DOWNTOWN TRAFFIC is bad, as usual, and Scarpetta is driving because Marino is moving slowly. The injuries to places best not discussed seem to be his greatest source of pain, and he is walking slightly bowlegged and was awkward when he climbed into the SUV a few minutes earlier. She knows what she saw, but the outraged reddish-purple hue of fragile tissue was nothing more than a silent scream compared with the loud noise pain must be making now. Marino will not be himself for a while.
“How are you feeling?” she asks him again. “I’m trusting you to tell me.” What she means is implicit. She’s not going to ask him to take off his clothes one more time. She will look at him if he asks, but she hopes it won’t be necessary. Besides, he won’t ask.
“I think I’m better,” he replies, staring out at the old police department on 9th Street. The building has looked bad for years, paint peeling and tiles around the top border missing. Now it looks worse because it is silent and empty. “I can’t believe how many years I wasted in that joint,” he adds.
“Oh come on.” She flips up the blinker and it click-clicks like a loud watch. “That’s no way to talk. Let’s don’t start the day with that kind of talk. I’m trusting you to tell me if the swelling gets worse. It’s very important you tell me the truth.”
“It’s better.”
“Good.”
“I put the iodine stuff on myself this morning.”
“Good,” she says. “Keep applying it every time you get out of the shower.”
“It doesn’t sting as much anymore. Really not at all. What if she’s got some kind of disease like AIDS? I’ve been thinking about it. What if she does? How do I know she doesn’t?”
“You don’t know,
unfortunately,” Scarpetta says, moving slowly along Clay Street, the huge brown Coliseum crouching in the midst of empty parking lots off to their left. “If it makes you feel any better, when I looked around her house, I didn’t see any prescription medicines that would indicate she has AIDS or any other sexually transmitted disease or any infection of any sort. That doesn’t mean she isn’t HIV-positive. She might be and not know it. The same could be said for anyone you’ve been intimate with. So if you want to worry yourself sick, you can.”
“Believe me, I don’t want to worry,” he replies. “But it’s not like you can wear a rubber if someone’s biting you. It’s not like you can protect yourself. You can’t exactly have safe sex if someone’s biting you.”
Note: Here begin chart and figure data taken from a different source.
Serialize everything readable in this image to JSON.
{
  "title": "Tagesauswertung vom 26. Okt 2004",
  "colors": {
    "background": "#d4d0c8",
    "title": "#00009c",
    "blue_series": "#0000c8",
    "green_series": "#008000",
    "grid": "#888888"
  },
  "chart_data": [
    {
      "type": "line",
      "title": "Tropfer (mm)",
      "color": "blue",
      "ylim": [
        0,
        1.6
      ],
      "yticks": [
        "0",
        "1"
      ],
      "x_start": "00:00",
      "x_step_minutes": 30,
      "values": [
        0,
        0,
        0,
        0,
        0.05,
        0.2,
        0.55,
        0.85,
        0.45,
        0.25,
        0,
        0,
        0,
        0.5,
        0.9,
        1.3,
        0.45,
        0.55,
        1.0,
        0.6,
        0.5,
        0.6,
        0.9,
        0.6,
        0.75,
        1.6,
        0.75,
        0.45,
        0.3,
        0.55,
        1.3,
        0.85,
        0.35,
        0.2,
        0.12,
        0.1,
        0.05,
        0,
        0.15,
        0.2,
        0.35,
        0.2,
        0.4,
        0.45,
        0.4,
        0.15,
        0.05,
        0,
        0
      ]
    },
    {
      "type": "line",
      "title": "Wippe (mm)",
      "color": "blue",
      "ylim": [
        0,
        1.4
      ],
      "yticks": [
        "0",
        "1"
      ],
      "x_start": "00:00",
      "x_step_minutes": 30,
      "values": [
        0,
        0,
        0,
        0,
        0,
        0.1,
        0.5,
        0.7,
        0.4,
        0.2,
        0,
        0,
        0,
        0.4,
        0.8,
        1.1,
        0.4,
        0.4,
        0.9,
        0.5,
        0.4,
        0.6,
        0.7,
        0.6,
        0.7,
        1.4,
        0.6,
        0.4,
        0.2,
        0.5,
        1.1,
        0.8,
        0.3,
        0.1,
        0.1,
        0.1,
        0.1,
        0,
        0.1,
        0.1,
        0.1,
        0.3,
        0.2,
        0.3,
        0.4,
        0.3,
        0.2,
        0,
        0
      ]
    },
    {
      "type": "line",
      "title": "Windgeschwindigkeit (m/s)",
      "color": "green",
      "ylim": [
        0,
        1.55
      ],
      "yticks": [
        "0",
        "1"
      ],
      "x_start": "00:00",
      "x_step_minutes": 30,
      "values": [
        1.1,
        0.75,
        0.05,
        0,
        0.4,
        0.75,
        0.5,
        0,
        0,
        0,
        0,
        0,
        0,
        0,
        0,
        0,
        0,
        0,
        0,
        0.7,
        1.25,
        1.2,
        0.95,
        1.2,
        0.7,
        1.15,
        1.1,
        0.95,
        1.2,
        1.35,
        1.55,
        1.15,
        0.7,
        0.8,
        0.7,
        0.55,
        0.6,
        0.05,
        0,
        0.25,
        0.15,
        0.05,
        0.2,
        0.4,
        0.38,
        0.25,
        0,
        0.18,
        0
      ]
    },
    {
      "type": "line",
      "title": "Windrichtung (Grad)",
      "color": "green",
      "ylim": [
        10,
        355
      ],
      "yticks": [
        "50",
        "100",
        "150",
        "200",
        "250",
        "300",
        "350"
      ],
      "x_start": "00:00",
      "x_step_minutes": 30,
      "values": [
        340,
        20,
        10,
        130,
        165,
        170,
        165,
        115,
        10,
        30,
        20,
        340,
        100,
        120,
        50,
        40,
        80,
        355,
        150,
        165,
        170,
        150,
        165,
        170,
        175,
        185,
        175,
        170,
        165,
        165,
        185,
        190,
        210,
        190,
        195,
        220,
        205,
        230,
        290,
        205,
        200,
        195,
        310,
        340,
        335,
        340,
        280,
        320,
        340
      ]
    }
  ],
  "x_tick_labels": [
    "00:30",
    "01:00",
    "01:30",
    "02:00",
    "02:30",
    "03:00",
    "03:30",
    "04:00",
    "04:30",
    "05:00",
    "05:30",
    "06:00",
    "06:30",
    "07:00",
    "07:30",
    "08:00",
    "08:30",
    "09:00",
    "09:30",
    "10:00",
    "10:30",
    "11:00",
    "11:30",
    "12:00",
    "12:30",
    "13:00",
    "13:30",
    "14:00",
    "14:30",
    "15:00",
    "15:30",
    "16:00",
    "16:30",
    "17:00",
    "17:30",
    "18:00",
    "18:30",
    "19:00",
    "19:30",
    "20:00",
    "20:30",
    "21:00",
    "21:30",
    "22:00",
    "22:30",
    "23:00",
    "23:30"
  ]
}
“The understatement of the year,” she replies as she turns onto 4th Street. Her cell phone rings, and it worries her when she recognizes Rudy’s number. Rarely does he call her, and when he does, it is either to wish her a happy birthday or to pass along bad news.
“Hi, Rudy,” she says, slowly winding around the back parking lot of the building. “What’s up?”
“I can’t get hold of Lucy,” his stressed voice sounds in her ear. “She’s either out of range or has her cell phone off. She headed out in the helicopter this morning for Charleston,” he says.
Scarpetta glances over at Marino. He must have called Lucy after Scarpetta left his room last night.
“It’s a damn good thing,” Rudy says. “A damn good thing.”
“Rudy, what’s going on?” Scarpetta asks, and she is getting more unnerved by the second.
“Someone put a bomb in her mailbox,” he says, talking fast. “It’s too much to go into. Some of it she needs to tell you.”
Scarpetta creeps almost to a halt inside the parking lot, heading in the direction of the visitors’ slots. “When and what?” she asks.